- Traditional Chinese: 胖子行動隊
- Simplified Chinese: 胖子行动队
- Directed by: Bao Bei'er
- Produced by: Abe Kwong Man-Wai Peggy Lee
- Starring: Bao Bei'er Wen Zhang Clara Lee Xu Juncong
- Production companies: Beijing Jujiao Film Cultural Media Limited Company Haining Hema Film Industry Company Limited
- Release date: 30 September 2018 (China);
- Running time: 109 minutes
- Country: China
- Language: Mandarin

= Fat Buddies =

Fat Buddies (胖子行动队) is a 2018 Chinese action comedy film directed by Bao Bei'er and produced by Abe Kwong Man-Wai and Peggy Lee. The film stars Bao Bei'er, Wen Zhang, Clara Lee, and Xu Juncong. It was scheduled for release on September 30, 2018, in China.

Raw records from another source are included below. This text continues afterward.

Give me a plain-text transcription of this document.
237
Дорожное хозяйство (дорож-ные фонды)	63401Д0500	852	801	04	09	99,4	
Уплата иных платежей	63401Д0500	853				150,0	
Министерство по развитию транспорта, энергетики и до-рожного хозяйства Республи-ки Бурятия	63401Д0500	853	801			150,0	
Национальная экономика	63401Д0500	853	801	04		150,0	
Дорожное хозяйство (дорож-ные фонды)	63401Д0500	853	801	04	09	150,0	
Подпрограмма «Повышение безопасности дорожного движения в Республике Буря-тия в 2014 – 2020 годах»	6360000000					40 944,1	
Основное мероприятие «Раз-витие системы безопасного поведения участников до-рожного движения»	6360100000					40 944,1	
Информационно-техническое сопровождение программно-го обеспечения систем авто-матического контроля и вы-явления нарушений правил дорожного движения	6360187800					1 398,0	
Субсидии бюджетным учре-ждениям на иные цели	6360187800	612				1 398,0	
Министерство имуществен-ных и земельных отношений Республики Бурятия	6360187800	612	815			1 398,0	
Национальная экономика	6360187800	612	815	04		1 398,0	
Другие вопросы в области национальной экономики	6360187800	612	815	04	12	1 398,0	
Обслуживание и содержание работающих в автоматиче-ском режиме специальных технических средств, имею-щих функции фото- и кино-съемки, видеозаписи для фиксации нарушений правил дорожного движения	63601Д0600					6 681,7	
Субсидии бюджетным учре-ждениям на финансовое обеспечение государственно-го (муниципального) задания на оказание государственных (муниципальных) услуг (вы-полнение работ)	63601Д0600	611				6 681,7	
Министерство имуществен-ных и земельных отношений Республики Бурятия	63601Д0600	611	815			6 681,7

The film is the directorial debut from popular Chinese actor Bao Bei'er.

==Plot==
The film revolves around a pair of big-boned, bumbling cops who find themselves at the heart of a drug trafficking case. The agent “J” (Zhang Wen) was shot in the head during an A-level mission, causing damage to the intracranial hypothalamus. During the period of rehabilitating, J gradually became an obese man of three hundred pounds and suffered from severe narcolepsy, but J still considered himself a competent agent. Finally, J received the task again and went to Japan to retrieve confidential documents. After the file was obtained, J arbitrarily opened the file and decided to continue the task of hiding the organization for the organization, but he fainted in the izakaya. (The following text was removed due to improper English language translation)

==Cast==
- Bao Bei'er as Hao Yingjun ("Handsome Hao"), a Sino-Japanese big-boned security guard at Northern Kanto General Hospital who helps Agent J in the mission to retrieve an important document.
- Wen Zhang as Jia Jengjun/Agent J, a superspy that is considered the best in the world and is sent to Japan to retrieve an important document.
- Clara Lee as Kin Shiyurin, the hot and young Japanese wife of Handsome Hao who works as a nurse at the same hospital as him.
- Zhang Menglu as C, Head of the top enforcers of Ma Tianyou
- Xu Juncong as F, one of top enforcers of Ma Tianyou
- Zeng Yijun as K, one of top enforcers of Ma Tianyou
- Guo Jingfei as Ma Tianyou, a powerful magnate and philanthropist which at the same time is a dangerous big-time drug-dealer
- Yasuaki Kurata as Northern Kanto General Hospital dean.
- Ryu Kohata as an unnamed Yakuza boss.
- Qi Yuwu as Qi
- Manfred Wong
- Song Jia
- Li Jiaqi

==Production==
Fat Buddies marks Bao Bei'er's debut as director. He also stars in it.

Shooting began on September 23, 2017 in Japan and then took place in Arxan and Beijing. The film wrapped on December 19 of that same year.

==Release==
The film premiered in Beijing on September 26, 2018.

On June 26, 2018, the producers announced that the film was scheduled for release on September 30, 2018.